At the edge of the kitchen he could see the glow from the other room. Three steps more and he realized that it wasn’t coming from a TV. It was coming from three, long, flat-screen computer monitors arrayed in a semi-arc on a long table in the den.

Sitting in front of them was a man who looked nothing like the file photo Harvath had seen. Jörg Strobl was thin and frail, a shadow of his former self. In his left hand was a glass of red wine. His eyes were closed as he listened to Vaughan singing “Don’t Blame Me.”

“Interesting choice,” Harvath said, scaring the hell out of the man.

Strobl dropped his glass of wine and it shattered on the floor.

He spun his wheelchair to face him. “Who are you?” he demanded.

Harvath raised his index finger to his lips. “Where’s Anna?”

“What do you want with Anna?”

“Where is she?” he repeated.

“I don’t know.”

Harvath didn’t believe him. “Last chance,” he said, leveling the pistol at his chest.

“She’s at work.”

“When will she be home?”

The man shrugged. “She should have been home an hour ago. Sometimes she goes out with her colleagues.”

“She doesn’t call you?”

Strobl used the joystick to move his wheelchair toward his intruder.

“That’s close enough,” Harvath warned him.

“Who are you and what do you want with Anna?” the man asked again.

“I didn’t come for Anna. I came for you, Herr Strobl.”

“For me? Why for me?”

“You have been handling travel arrangements for a very dangerous man.”

“A very dangerous man,” Strobl replied with a laugh. “You obviously have made a mistake.”

“I don’t make mistakes,” Harvath said. “You’re the man I’m looking for and you know exactly why I’m here.”

“I wish I could help you, but I cannot.”

“You can help me and you will.”

“I am calling the police,” Strobl stated, turning his chair and moving back toward his desk.

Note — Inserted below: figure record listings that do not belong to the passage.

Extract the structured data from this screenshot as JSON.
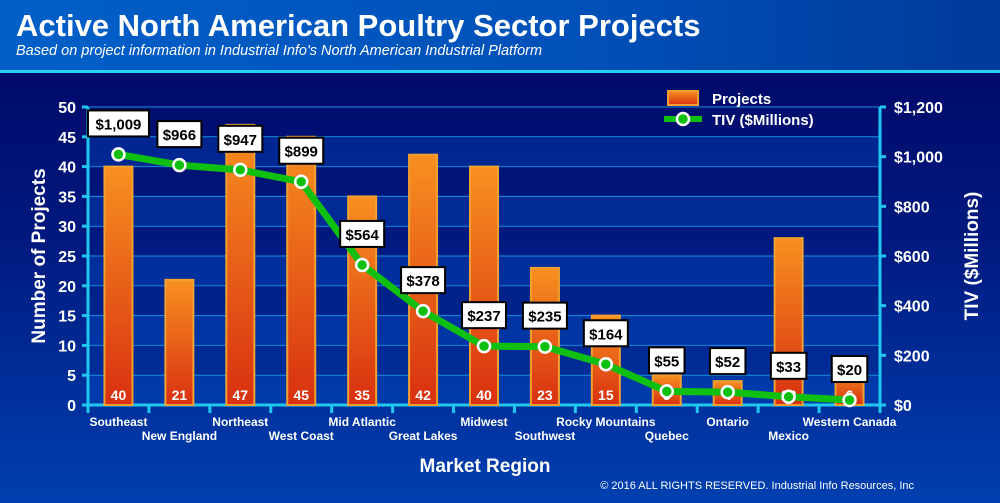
{
  "chart_data": {
    "type": "bar+line",
    "title": "Active North American Poultry Sector Projects",
    "subtitle": "Based on project information in Industrial Info's North American Industrial Platform",
    "xlabel": "Market Region",
    "ylabel": "Number of Projects",
    "y2label": "TIV ($Millions)",
    "ylim": [
      0,
      50
    ],
    "y2lim": [
      0,
      1200
    ],
    "yticks": [
      "0",
      "5",
      "10",
      "15",
      "20",
      "25",
      "30",
      "35",
      "40",
      "45",
      "50"
    ],
    "y2ticks": [
      "$0",
      "$200",
      "$400",
      "$600",
      "$800",
      "$1,000",
      "$1,200"
    ],
    "categories": [
      "Southeast",
      "New England",
      "Northeast",
      "West Coast",
      "Mid Atlantic",
      "Great Lakes",
      "Midwest",
      "Southwest",
      "Rocky Mountains",
      "Quebec",
      "Ontario",
      "Mexico",
      "Western Canada"
    ],
    "series": [
      {
        "name": "Projects",
        "type": "bar",
        "values": [
          40,
          21,
          47,
          45,
          35,
          42,
          40,
          23,
          15,
          5,
          4,
          28,
          6
        ],
        "color": "#f07010"
      },
      {
        "name": "TIV ($Millions)",
        "type": "line",
        "values": [
          1009,
          966,
          947,
          899,
          564,
          378,
          237,
          235,
          164,
          55,
          52,
          33,
          20
        ],
        "labels": [
          "$1,009",
          "$966",
          "$947",
          "$899",
          "$564",
          "$378",
          "$237",
          "$235",
          "$164",
          "$55",
          "$52",
          "$33",
          "$20"
        ],
        "color": "#10c010"
      }
    ],
    "legend": "top-right",
    "grid": true
  },
  "footer": "© 2016 ALL RIGHTS RESERVED. Industrial Info Resources, Inc"
}
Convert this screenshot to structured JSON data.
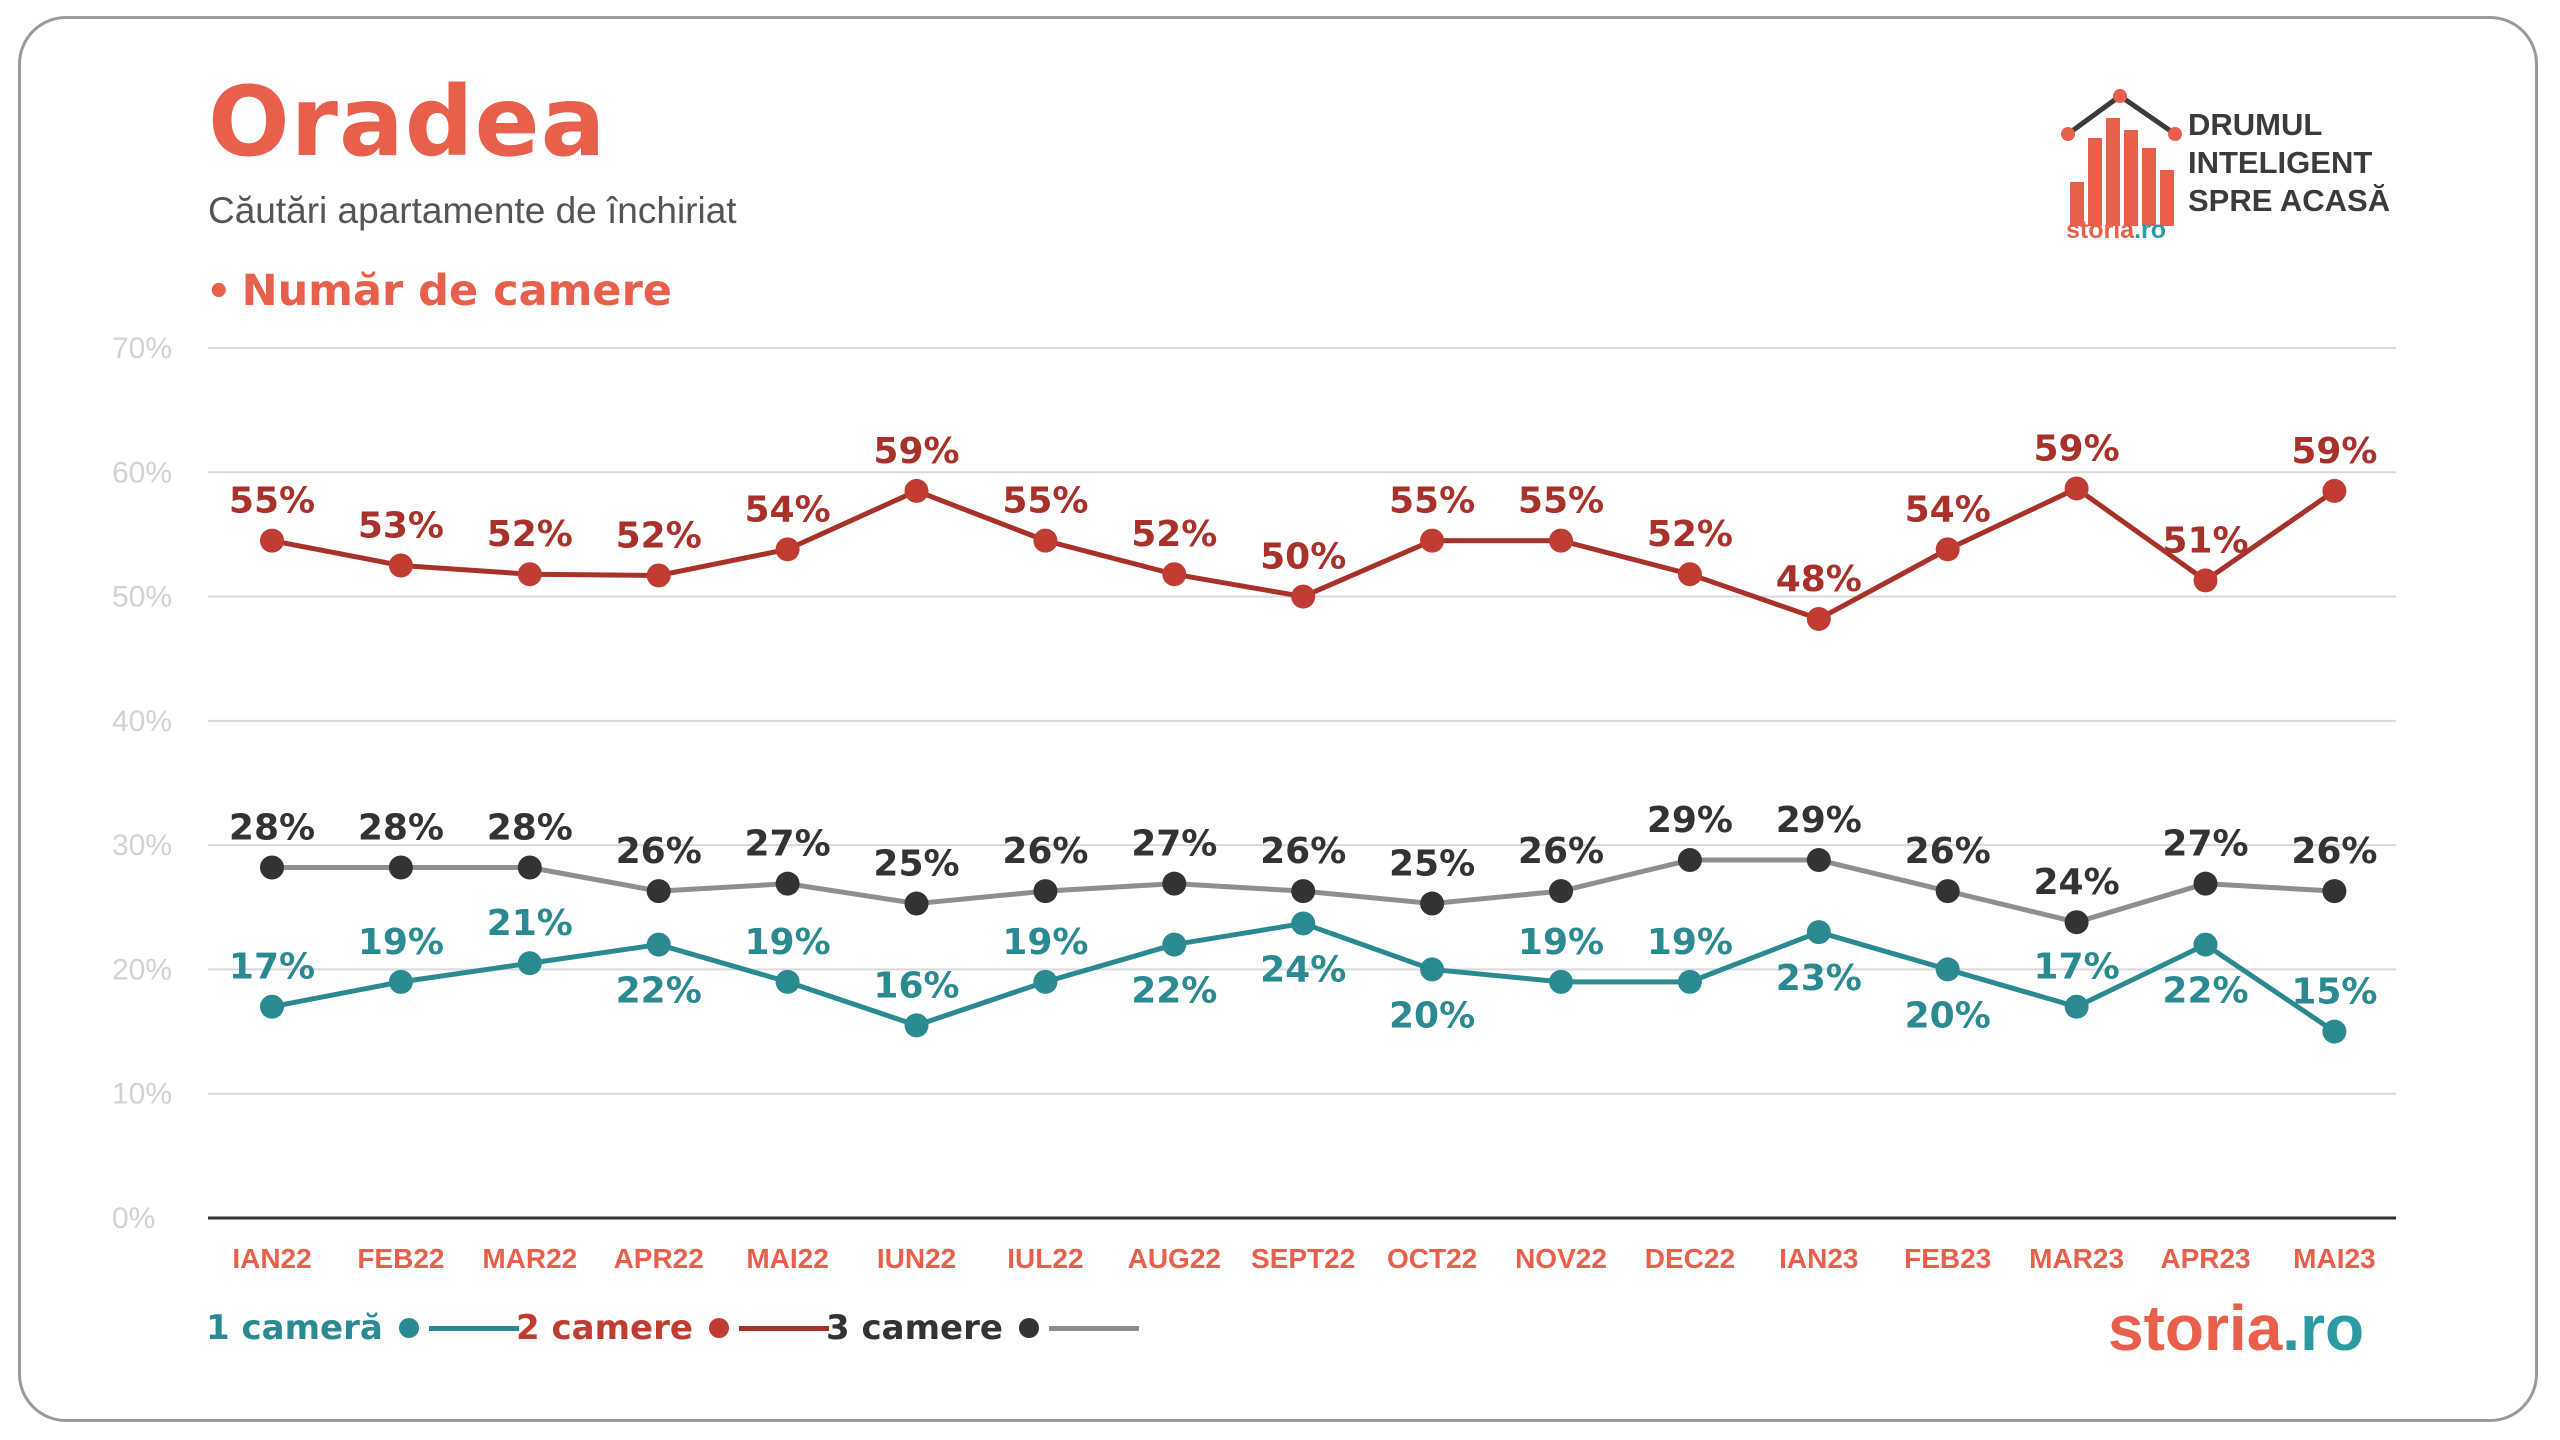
{
  "header": {
    "title": "Oradea",
    "subtitle": "Căutări apartamente de închiriat",
    "section_label": "Număr de camere",
    "brand_text": [
      "DRUMUL",
      "INTELIGENT",
      "SPRE ACASĂ"
    ],
    "brand_small": {
      "main": "storia",
      "suffix": ".ro"
    },
    "logo": {
      "main": "storia",
      "suffix": ".ro"
    }
  },
  "colors": {
    "accent": "#e8604c",
    "teal": "#2b8a91",
    "dark_red": "#a8322a",
    "dark_gray": "#333333",
    "light_gray_line": "#8e8e8e"
  },
  "chart_data": {
    "type": "line",
    "categories": [
      "IAN22",
      "FEB22",
      "MAR22",
      "APR22",
      "MAI22",
      "IUN22",
      "IUL22",
      "AUG22",
      "SEPT22",
      "OCT22",
      "NOV22",
      "DEC22",
      "IAN23",
      "FEB23",
      "MAR23",
      "APR23",
      "MAI23"
    ],
    "ylim": [
      0,
      70
    ],
    "yticks": [
      "0%",
      "10%",
      "20%",
      "30%",
      "40%",
      "50%",
      "60%",
      "70%"
    ],
    "grid": true,
    "legend_position": "bottom-left",
    "series": [
      {
        "name": "1 cameră",
        "values": [
          17,
          19,
          20.5,
          22,
          19,
          15.5,
          19,
          22,
          23.7,
          20,
          19,
          19,
          23,
          20,
          17,
          22,
          15
        ],
        "labels": [
          "17%",
          "19%",
          "21%",
          "22%",
          "19%",
          "16%",
          "19%",
          "22%",
          "24%",
          "20%",
          "19%",
          "19%",
          "23%",
          "20%",
          "17%",
          "22%",
          "15%"
        ],
        "label_pos": [
          "above",
          "above",
          "above",
          "below",
          "above",
          "above",
          "above",
          "below",
          "below",
          "below",
          "above",
          "above",
          "below",
          "below",
          "above",
          "below",
          "above"
        ]
      },
      {
        "name": "2 camere",
        "values": [
          54.5,
          52.5,
          51.8,
          51.7,
          53.8,
          58.5,
          54.5,
          51.8,
          50,
          54.5,
          54.5,
          51.8,
          48.2,
          53.8,
          58.7,
          51.3,
          58.5
        ],
        "labels": [
          "55%",
          "53%",
          "52%",
          "52%",
          "54%",
          "59%",
          "55%",
          "52%",
          "50%",
          "55%",
          "55%",
          "52%",
          "48%",
          "54%",
          "59%",
          "51%",
          "59%"
        ],
        "label_pos": [
          "above",
          "above",
          "above",
          "above",
          "above",
          "above",
          "above",
          "above",
          "above",
          "above",
          "above",
          "above",
          "above",
          "above",
          "above",
          "above",
          "above"
        ]
      },
      {
        "name": "3 camere",
        "values": [
          28.2,
          28.2,
          28.2,
          26.3,
          26.9,
          25.3,
          26.3,
          26.9,
          26.3,
          25.3,
          26.3,
          28.8,
          28.8,
          26.3,
          23.8,
          26.9,
          26.3
        ],
        "labels": [
          "28%",
          "28%",
          "28%",
          "26%",
          "27%",
          "25%",
          "26%",
          "27%",
          "26%",
          "25%",
          "26%",
          "29%",
          "29%",
          "26%",
          "24%",
          "27%",
          "26%"
        ],
        "label_pos": [
          "above",
          "above",
          "above",
          "above",
          "above",
          "above",
          "above",
          "above",
          "above",
          "above",
          "above",
          "above",
          "above",
          "above",
          "above",
          "above",
          "above"
        ]
      }
    ]
  }
}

Harvath grabbed a handful of the wheelchair’s electrical cable and tore it out. The machine came to an immediate halt.

“You’re making me angry, Jörg.”

“And you have the wrong man!” he insisted, raising his voice. “I want you to go. Now!”

“Not until you tell me everything I want to know.”

“I know nothing,” the man said, averting his gaze.

“Jörg, the more you lie to me, the worse this is going to get. Believe me. Your condition will not win you any special treatment. You have been aiding and abetting a killer. I want the details. All of them.”

Strobl was preparing to speak, but was interrupted.

“I want the details too,” said another voice.

Looking up, Harvath saw Anna Strobl standing in the doorway. She had a pistol and it was pointed right at him.